“Ini serius?”
Aku menatap selembar kertas berwarna merah muda yang baru saja diberikan oleh Santo, teman satu tim di bagian marketing, dengan tatapan bingung.
“Serius lah, Gun, masa gue bohong.”
“Ya tapi…., kok bisa, sih?”
Santo memandangku dengan pandangan aneh, keningnya sampai berkerut.
“Bisa lah, gue rasa semua orang juga pernah ngalamin, kok.”
“Gue nggak To, dan kayaknya gue juga nggak bakal datang ke sini, deh,” kataku sambil memandang kertas merah muda yang masih tergenggam dengan erat di tanganku itu.
“Terserah elu, Gun, gue juga nggak maksa elu harus dateng. Acaranya juga masih seminggu lagi, jadi elu nggak harus ambil keputusan sekarang.”

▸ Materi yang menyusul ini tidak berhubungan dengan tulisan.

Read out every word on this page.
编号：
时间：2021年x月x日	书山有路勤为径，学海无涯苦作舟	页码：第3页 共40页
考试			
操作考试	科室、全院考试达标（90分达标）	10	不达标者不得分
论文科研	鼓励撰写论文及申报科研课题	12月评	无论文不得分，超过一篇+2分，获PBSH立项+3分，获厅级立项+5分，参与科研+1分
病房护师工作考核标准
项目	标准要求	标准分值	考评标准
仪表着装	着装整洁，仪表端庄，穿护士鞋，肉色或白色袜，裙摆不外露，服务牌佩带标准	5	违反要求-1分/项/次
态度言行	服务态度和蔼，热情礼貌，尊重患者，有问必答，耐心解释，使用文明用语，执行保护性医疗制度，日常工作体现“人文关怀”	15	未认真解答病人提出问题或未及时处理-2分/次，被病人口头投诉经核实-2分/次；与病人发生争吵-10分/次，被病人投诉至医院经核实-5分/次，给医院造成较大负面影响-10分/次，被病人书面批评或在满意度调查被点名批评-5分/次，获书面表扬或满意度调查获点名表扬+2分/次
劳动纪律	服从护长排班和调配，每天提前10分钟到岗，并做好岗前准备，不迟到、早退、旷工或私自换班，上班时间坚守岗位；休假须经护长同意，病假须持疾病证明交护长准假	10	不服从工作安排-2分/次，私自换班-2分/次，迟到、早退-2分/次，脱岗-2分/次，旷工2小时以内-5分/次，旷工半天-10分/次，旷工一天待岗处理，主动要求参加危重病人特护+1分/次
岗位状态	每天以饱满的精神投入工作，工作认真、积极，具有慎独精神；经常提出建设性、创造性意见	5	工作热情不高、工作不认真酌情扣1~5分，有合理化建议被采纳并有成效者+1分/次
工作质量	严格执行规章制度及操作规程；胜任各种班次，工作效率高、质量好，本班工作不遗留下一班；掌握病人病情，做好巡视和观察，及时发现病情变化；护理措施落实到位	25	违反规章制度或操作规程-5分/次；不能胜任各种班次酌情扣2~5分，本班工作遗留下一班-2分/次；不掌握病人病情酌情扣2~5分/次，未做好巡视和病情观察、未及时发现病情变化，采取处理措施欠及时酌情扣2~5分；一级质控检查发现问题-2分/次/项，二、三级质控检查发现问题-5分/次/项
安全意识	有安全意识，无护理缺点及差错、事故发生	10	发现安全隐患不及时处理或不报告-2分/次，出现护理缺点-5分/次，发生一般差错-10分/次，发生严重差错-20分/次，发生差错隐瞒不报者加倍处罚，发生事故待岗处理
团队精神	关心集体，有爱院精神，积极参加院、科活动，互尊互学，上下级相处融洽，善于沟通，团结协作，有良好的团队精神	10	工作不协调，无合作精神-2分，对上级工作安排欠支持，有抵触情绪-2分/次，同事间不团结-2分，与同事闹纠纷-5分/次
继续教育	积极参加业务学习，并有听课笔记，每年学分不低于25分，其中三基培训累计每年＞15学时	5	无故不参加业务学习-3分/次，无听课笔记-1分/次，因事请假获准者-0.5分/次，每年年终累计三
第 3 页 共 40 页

“Gue balikin aja ya kertas ini ke elu, nanti elu ‘kan bisa kasih ke yang lain.”
Santo menggeleng, “Nggak usah, undangan ini emang khusus buat elu. Kalau elu akhirnya nggak mau dateng, nggak apa-apa tapi gue berharap elu pikir lagi aja.”
“Tapi To….” Aku masih akan menyela untuk memberikan alasan yang lain lagi tapi Santo segera melambaikan tangan lalu pergi.
Aku menatap kembali kertas berwarna merah muda itu. Di bagian atasnya tertulis dengan huruf kapital berwarna hitam UNDANGAN. Di bagian ini aku masih bisa menerima kalau kertas ini merupakan sebuah undangan tapi di bagian bawahnya aku masih belum paham apa gunanya acara yang tertera di kertas undangan itu dilakukan.
Untuk apa sih sakit hati dibuatkan pesta? Aku bergumam dalam hati.
Hampir saja kertas itu aku buang ke tong sampah yang terletak tidak jauh dari parkiran motor gedung tempatku bekerja, namun, entah dorongan dari mana, akhirnya aku putuskan untuk menyimpan kertas itu di dalam tas ransel yang sedang aku bawa.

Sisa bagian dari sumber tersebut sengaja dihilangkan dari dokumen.